In this case, the outraged response of millions of people plus rejection by the courts forced the Trump administration to change course and begin to reunite the families it had torn apart. Tragically, many families are still separated, some may never be reunited*, and many children may have been irreparably traumatized by this policy.

However, with Trump and his administration still in power, and with a Congress and, increasingly, a judiciary willing to support him, and with implacable corporations seeking to maximize profits at any cost, we can be sure that this will not be the last outrageous and morally repugnant policy that we, the citizens of the United States, will be expected to accept and implement. Whether it is the grindingly slow pace of reuniting families, the horrible conditions immigrants face in our privatized prison system, the killing of innocent civilians in drone strikes, discharging immigrant soldiers, polluting the environment, destabilizing the climate, or, perhaps the worst case scenario, going to war with Iran or North Korea, we will inevitably be confronted by stark choices between our human values and national or corporate policies.

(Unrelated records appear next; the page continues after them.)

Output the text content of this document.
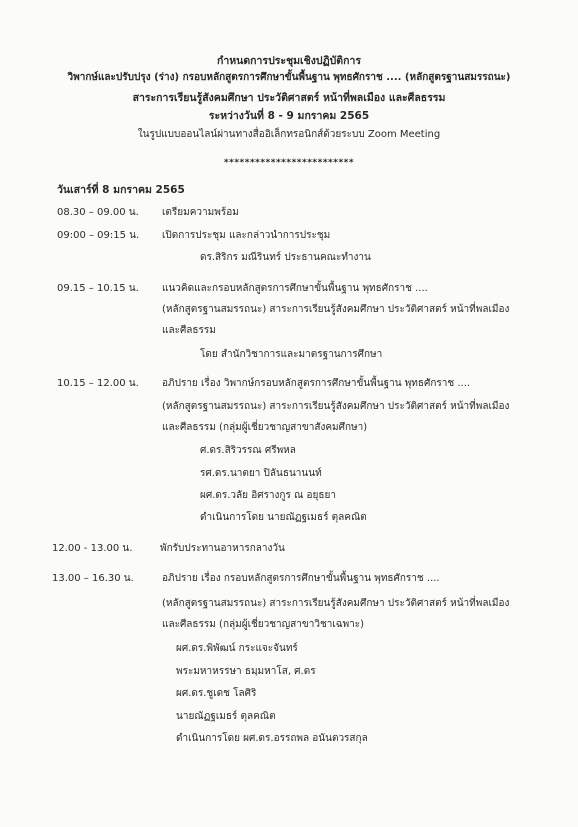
กำหนดการประชุมเชิงปฏิบัติการ
วิพากษ์และปรับปรุง (ร่าง) กรอบหลักสูตรการศึกษาขั้นพื้นฐาน พุทธศักราช .... (หลักสูตรฐานสมรรถนะ)
สาระการเรียนรู้สังคมศึกษา ประวัติศาสตร์ หน้าที่พลเมือง และศีลธรรม
ระหว่างวันที่ 8 - 9 มกราคม 2565
ในรูปแบบออนไลน์ผ่านทางสื่ออิเล็กทรอนิกส์ด้วยระบบ Zoom Meeting
*************************
วันเสาร์ที่ 8 มกราคม 2565
08.30 – 09.00 น. เตรียมความพร้อม
09:00 – 09:15 น. เปิดการประชุม และกล่าวนำการประชุม
ดร.สิริกร มณีรินทร์ ประธานคณะทำงาน
09.15 – 10.15 น. แนวคิดและกรอบหลักสูตรการศึกษาขั้นพื้นฐาน พุทธศักราช ....
(หลักสูตรฐานสมรรถนะ) สาระการเรียนรู้สังคมศึกษา ประวัติศาสตร์ หน้าที่พลเมือง
และศีลธรรม
โดย สำนักวิชาการและมาตรฐานการศึกษา
10.15 – 12.00 น. อภิปราย เรื่อง วิพากษ์กรอบหลักสูตรการศึกษาขั้นพื้นฐาน พุทธศักราช ....
(หลักสูตรฐานสมรรถนะ) สาระการเรียนรู้สังคมศึกษา ประวัติศาสตร์ หน้าที่พลเมือง
และศีลธรรม (กลุ่มผู้เชี่ยวชาญสาขาสังคมศึกษา)
ศ.ดร.สิริวรรณ ศรีพหล
รศ.ดร.นาตยา ปิลันธนานนท์
ผศ.ดร.วลัย อิศรางกูร ณ อยุธยา
ดำเนินการโดย นายณัฏฐเมธร์ ตุลคณิต
12.00 - 13.00 น.	พักรับประทานอาหารกลางวัน
13.00 – 16.30 น.	อภิปราย เรื่อง กรอบหลักสูตรการศึกษาขั้นพื้นฐาน พุทธศักราช ....
(หลักสูตรฐานสมรรถนะ) สาระการเรียนรู้สังคมศึกษา ประวัติศาสตร์ หน้าที่พลเมือง
และศีลธรรม (กลุ่มผู้เชี่ยวชาญสาขาวิชาเฉพาะ)
ผศ.ดร.พิพัฒน์ กระแจะจันทร์
พระมหาหรรษา ธมฺมหาโส, ศ.ดร
ผศ.ดร.ชูเดช โลศิริ
นายณัฏฐเมธร์ ตุลคณิต
ดำเนินการโดย ผศ.ดร.อรรถพล อนันตวรสกุล
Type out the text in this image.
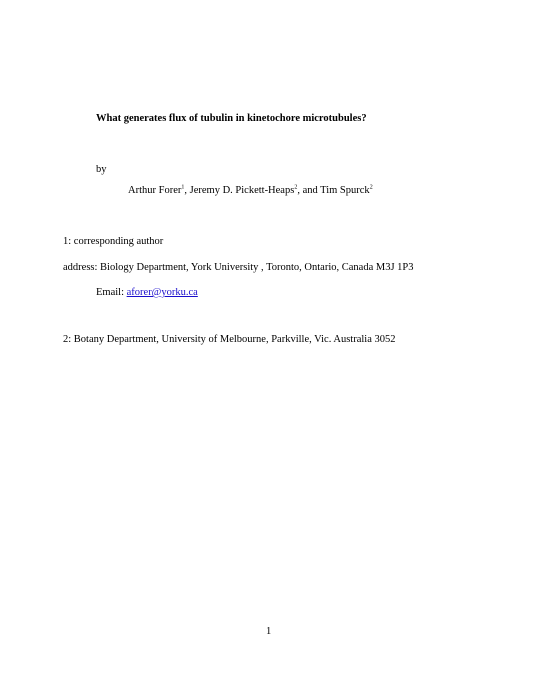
What generates flux of tubulin in kinetochore microtubules?
by
Arthur Forer$^1$, Jeremy D. Pickett-Heaps$^2$, and Tim Spurck$^2$
1: corresponding author
address: Biology Department, York University , Toronto, Ontario, Canada M3J 1P3
Email: aforer@yorku.ca
2: Botany Department, University of Melbourne, Parkville, Vic. Australia 3052
1
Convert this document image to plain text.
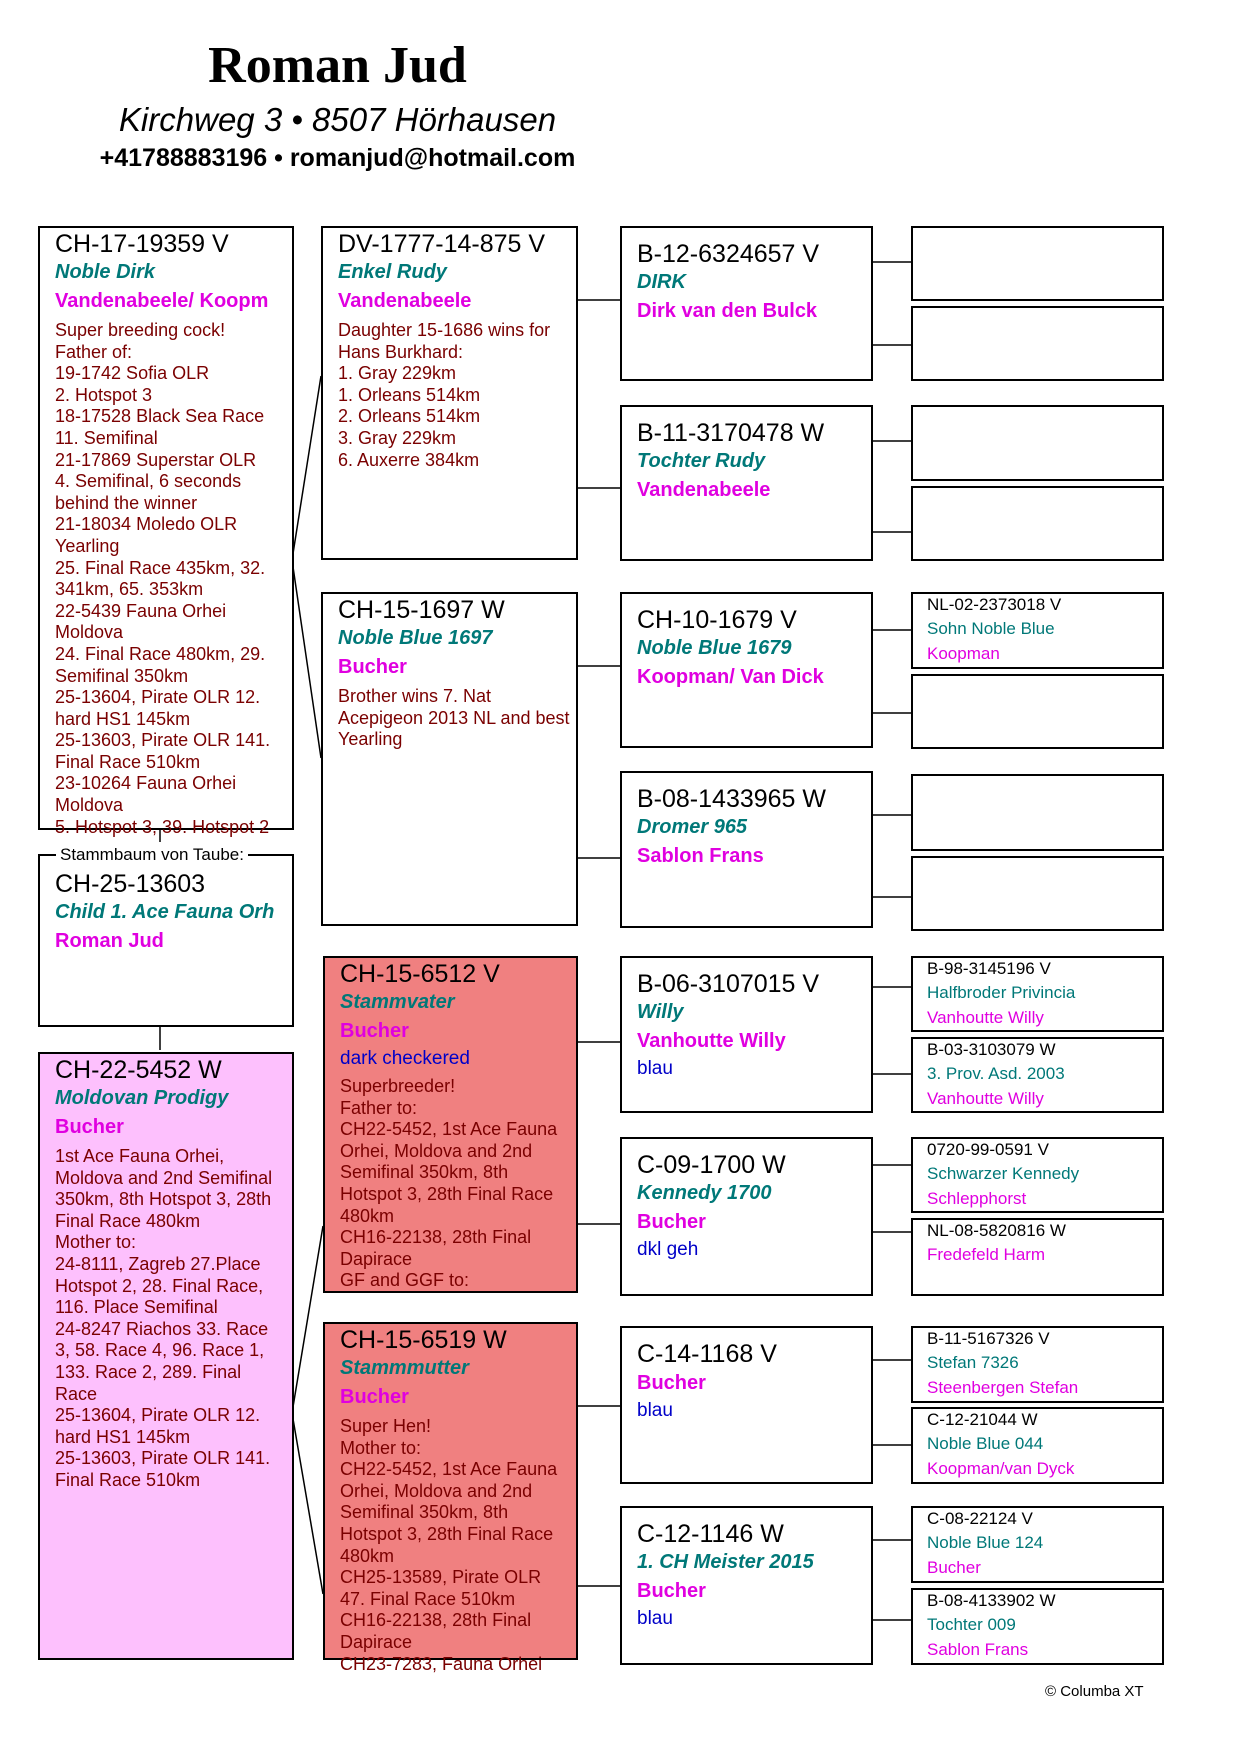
Roman Jud
Kirchweg 3 • 8507 Hörhausen
+41788883196 • romanjud@hotmail.com
CH-17-19359 V
Noble Dirk
Vandenabeele/ Koopm
Super breeding cock!
Father of:
19-1742 Sofia OLR
2. Hotspot 3
18-17528 Black Sea Race
11. Semifinal
21-17869 Superstar OLR
4. Semifinal, 6 seconds behind the winner
21-18034 Moledo OLR Yearling
25. Final Race 435km, 32. 341km, 65. 353km
22-5439 Fauna Orhei Moldova
24. Final Race 480km, 29. Semifinal 350km
25-13604, Pirate OLR 12. hard HS1 145km
25-13603, Pirate OLR 141. Final Race 510km
23-10264 Fauna Orhei Moldova
5. Hotspot 3, 39. Hotspot 2
CH-25-13603
Child 1. Ace Fauna Orh
Roman Jud
Stammbaum von Taube:
CH-22-5452 W
Moldovan Prodigy
Bucher
1st Ace Fauna Orhei, Moldova and 2nd Semifinal 350km, 8th Hotspot 3, 28th Final Race 480km
Mother to:
24-8111, Zagreb 27.Place Hotspot 2, 28. Final Race, 116. Place Semifinal
24-8247 Riachos 33. Race 3, 58. Race 4, 96. Race 1, 133. Race 2, 289. Final Race
25-13604, Pirate OLR 12. hard HS1 145km
25-13603, Pirate OLR 141. Final Race 510km
DV-1777-14-875 V
Enkel Rudy
Vandenabeele
Daughter 15-1686 wins for Hans Burkhard:
1. Gray 229km
1. Orleans 514km
2. Orleans 514km
3. Gray 229km
6. Auxerre 384km
CH-15-1697 W
Noble Blue 1697
Bucher
Brother wins 7. Nat Acepigeon 2013 NL and best Yearling
CH-15-6512 V
Stammvater
Bucher
dark checkered
Superbreeder!
Father to:
CH22-5452, 1st Ace Fauna Orhei, Moldova and 2nd Semifinal 350km, 8th Hotspot 3, 28th Final Race 480km
CH16-22138, 28th Final Dapirace
GF and GGF to:
CH-15-6519 W
Stammmutter
Bucher
Super Hen!
Mother to:
CH22-5452, 1st Ace Fauna Orhei, Moldova and 2nd Semifinal 350km, 8th Hotspot 3, 28th Final Race 480km
CH25-13589, Pirate OLR 47. Final Race 510km
CH16-22138, 28th Final Dapirace
CH23-7283, Fauna Orhei
B-12-6324657 V
DIRK
Dirk van den Bulck
B-11-3170478 W
Tochter Rudy
Vandenabeele
CH-10-1679 V
Noble Blue 1679
Koopman/ Van Dick
B-08-1433965 W
Dromer 965
Sablon Frans
B-06-3107015 V
Willy
Vanhoutte Willy
blau
C-09-1700 W
Kennedy 1700
Bucher
dkl geh
C-14-1168 V
Bucher
blau
C-12-1146 W
1. CH Meister 2015
Bucher
blau
NL-02-2373018 V
Sohn Noble Blue
Koopman
B-98-3145196 V
Halfbroder Privincia
Vanhoutte Willy
B-03-3103079 W
3. Prov. Asd. 2003
Vanhoutte Willy
0720-99-0591 V
Schwarzer Kennedy
Schlepphorst
NL-08-5820816 W
Fredefeld Harm
B-11-5167326 V
Stefan 7326
Steenbergen Stefan
C-12-21044 W
Noble Blue 044
Koopman/van Dyck
C-08-22124 V
Noble Blue 124
Bucher
B-08-4133902 W
Tochter 009
Sablon Frans
© Columba XT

Clearly there are many people and groups who would like nothing more than to ring a dark curtain down on the Enlightenment, and replace its ideals of the value, rights  and responsibilities of each individual human being with a mindless and amoral obedience to (their) authority. As Trump said about North Korea's absolute ruler, Kim Jong Un, "He speaks and his people sit up at attention. I want my people to do the same."

At any given time, most of us will be bystanders or witnesses to these events. I would argue that this is not a time for passivity or inaction; we all need to speak out and act as our conscience dictates. Inevitably, however, some of us will be on the front lines of current or coming events. You may be an ICE or DHS agent, a prison guard, a lawyer being asked to justify an immoral policy, a psychologist asked to advise on torture, a pilot or flight attendant transporting immigrant children, a drone pilot asked to bomb "targets" thousands of miles away, or someone high or low in any number of organizations. If you are being asked or expected to do something that you find morally repugnant, I would plead with you to have the courage to blow the whistle, resist or refuse.

Here's a great example from a very courageous young woman who calmly stood her ground and single-handedly stopped a deportation--bravo to Elin Ersson

Dictators, tyrants, cult leaders and abusers of all kinds rely on followers willing to do their bidding. Let's recognize that any of us may find ourselves somewhere in their sphere of influence or line of command, and in preparation make our own declaration of independence. If, as Kant said, we have the courage to use and act on our own understanding, perhaps then we will see the results of following the better angels of our nature rather than the whims and wishes of the narcissists, fanatics, idealogues, oe the most profit- or power-hungry among us.

REA

*The latest reports indicates that it may take years to reunite many of these immigrant parents and children.  Why? Mark Greenberg, a fellow at the Immigrant Policy Institute, explains, shockingly, that ". . . there wasn't initial tracking to maintain a link between parents and their children."

The failure of the Trump administration even to maintain adequate records to eventually allow parents and children to find each other and be reunited is detailed in a recently released 25-page report by the US Office of the Inspector General. You can read the entire report here. The callous cruelty of this policy and the way it was carried out are profoundly repugnant.